Someone might object that, since the sensitivity in the two teeth was caused by necessary work that had been covered by the insurance, it was only fair that root canal therapy to eliminate that sensitivity be carried out before the insurance terminated. That argument would be sound if it had been reasonable for the young man to insist on having the root canal therapy at once. However, as has been argued, the reasonable option would have been to wait and see whether the therapy proved necessary.
Nevertheless, in some clinically similar cases, doing root canal therapy could be reasonable and accepting the insurance payment fair. First, suppose a patient without insurance had a similar problem, was about to spend a year in a foreign country where dental care is very poor, and wanted you to do the therapy so that the work would not be botched. Clearly, that request would be reasonable, and you would rightly make an exception to your usual, conservative policy. Next, suppose a situation similar to the first, except that the patient’s dental insurance would terminate when he or she went abroad. The request would be no less reasonable, the exception no less justified, and the insurance payment fairly accepted. Finally, then, suppose a patient with the same dental problem who was going to lose his or her insurance coverage due to unemployment or inability to pay the premiums. If he or she had little prospect of obtaining root canal therapy when it might be needed, the request that you do it at once also would be reasonable, and so you could accept the insurance payment without unfairness to those whose premiums would cover the cost.

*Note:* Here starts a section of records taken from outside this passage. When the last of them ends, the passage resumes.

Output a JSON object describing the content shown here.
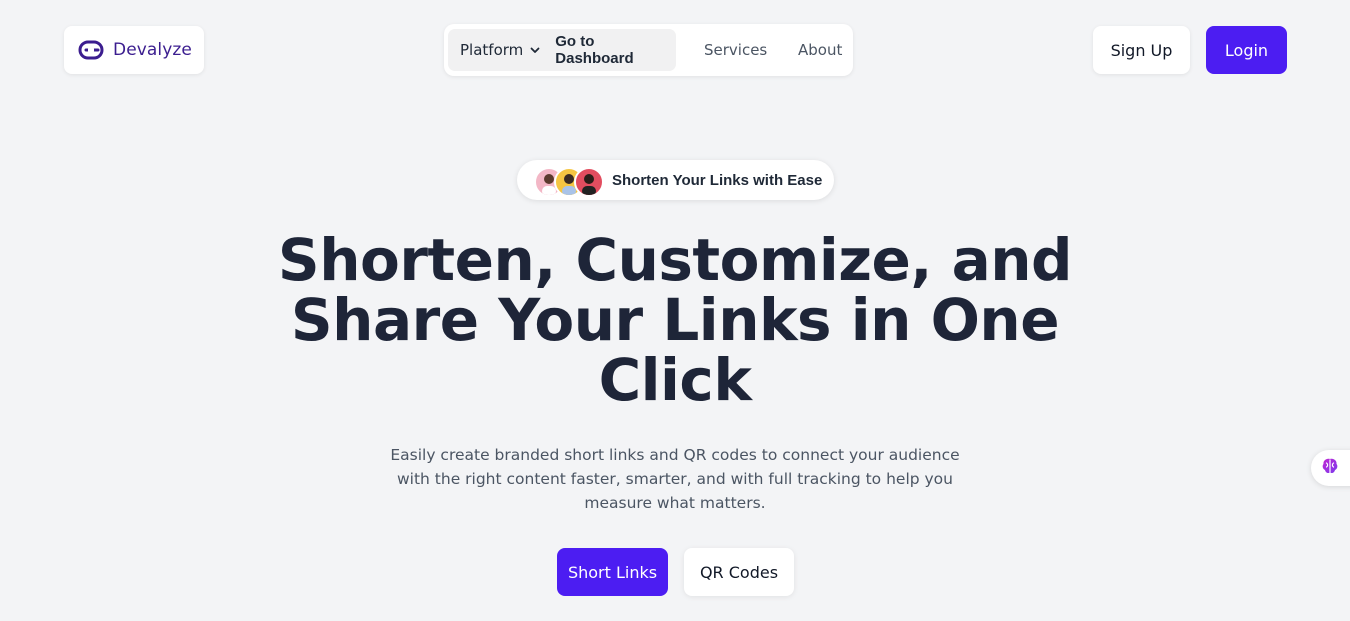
{
  "brand": {
    "name": "Devalyze",
    "icon": "link-icon",
    "color": "#3b1d8f"
  },
  "nav": {
    "platform_label": "Platform",
    "dashboard_label": "Go to Dashboard",
    "services_label": "Services",
    "about_label": "About"
  },
  "auth": {
    "signup_label": "Sign Up",
    "login_label": "Login"
  },
  "hero": {
    "badge_text": "Shorten Your Links with Ease",
    "headline_line1": "Shorten, Customize, and",
    "headline_line2": "Share Your Links in One",
    "headline_line3": "Click",
    "subtext": "Easily create branded short links and QR codes to connect your audience with the right content faster, smarter, and with full tracking to help you measure what matters.",
    "primary_cta": "Short Links",
    "secondary_cta": "QR Codes"
  },
  "colors": {
    "accent": "#4c1df2",
    "background": "#f3f4f6",
    "heading": "#1e2538"
  },
  "side_widget": {
    "icon": "brain-icon"
  }
}
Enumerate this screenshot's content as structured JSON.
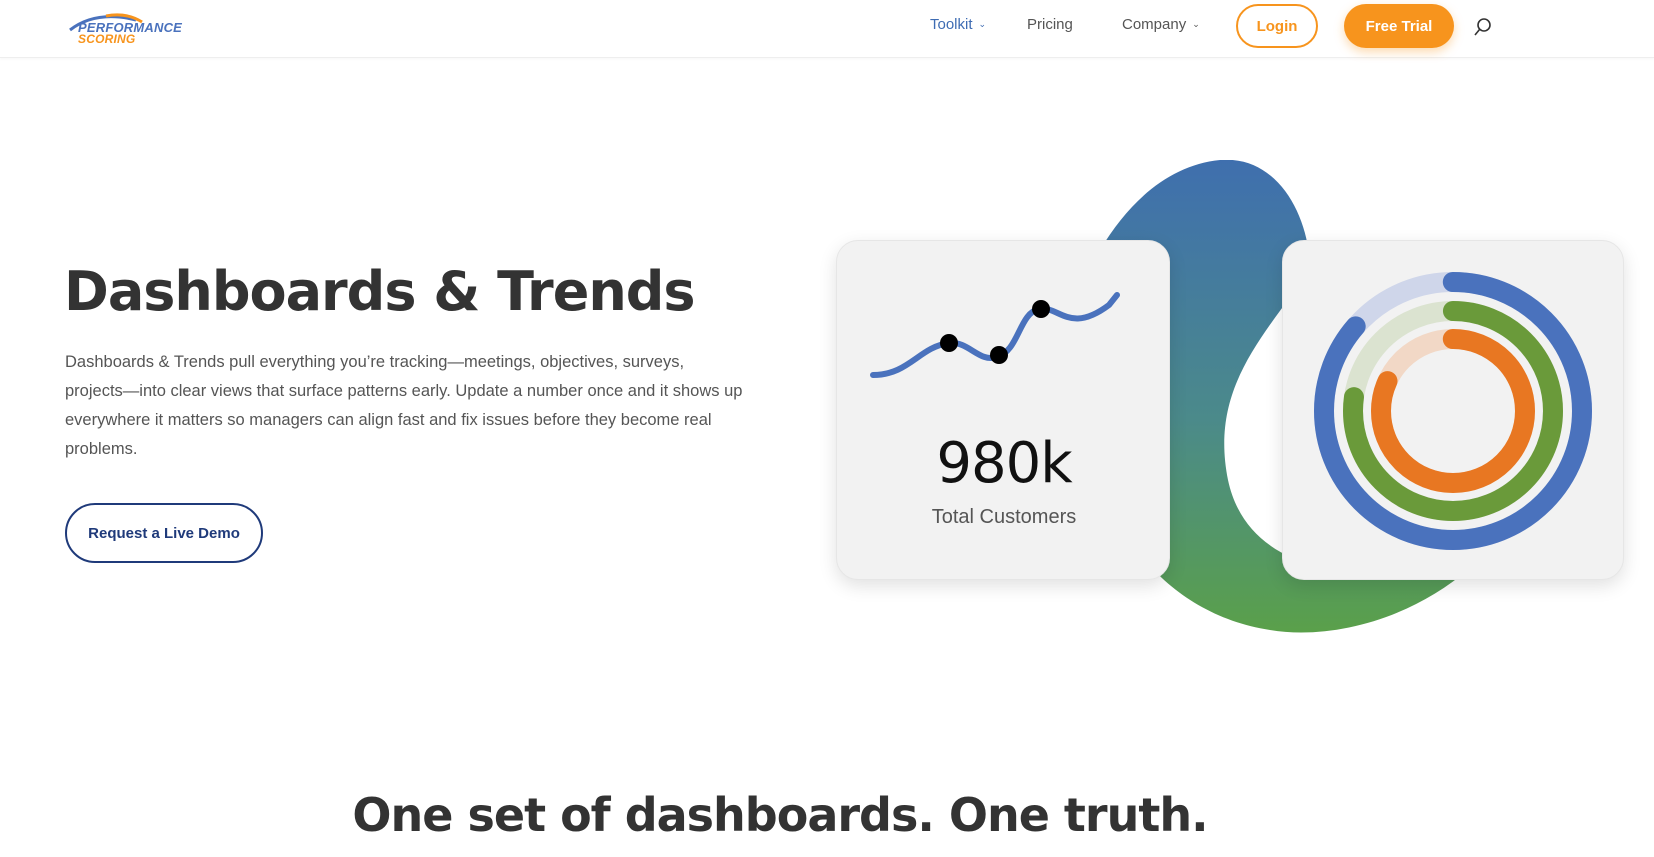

Even in this last case, though, you would provide better health care for your impoverished patient by adhering to your usual policy, promising to do the root canal therapy if it became necessary, and deferring payment until the patient could afford to pay. Assuming the risk—perhaps virtual certainty—of never being paid would be the merciful thing to do. If you could afford it without slighting some other obligation, that might well be your duty as a Christian, since mercy is the justice of the kingdom.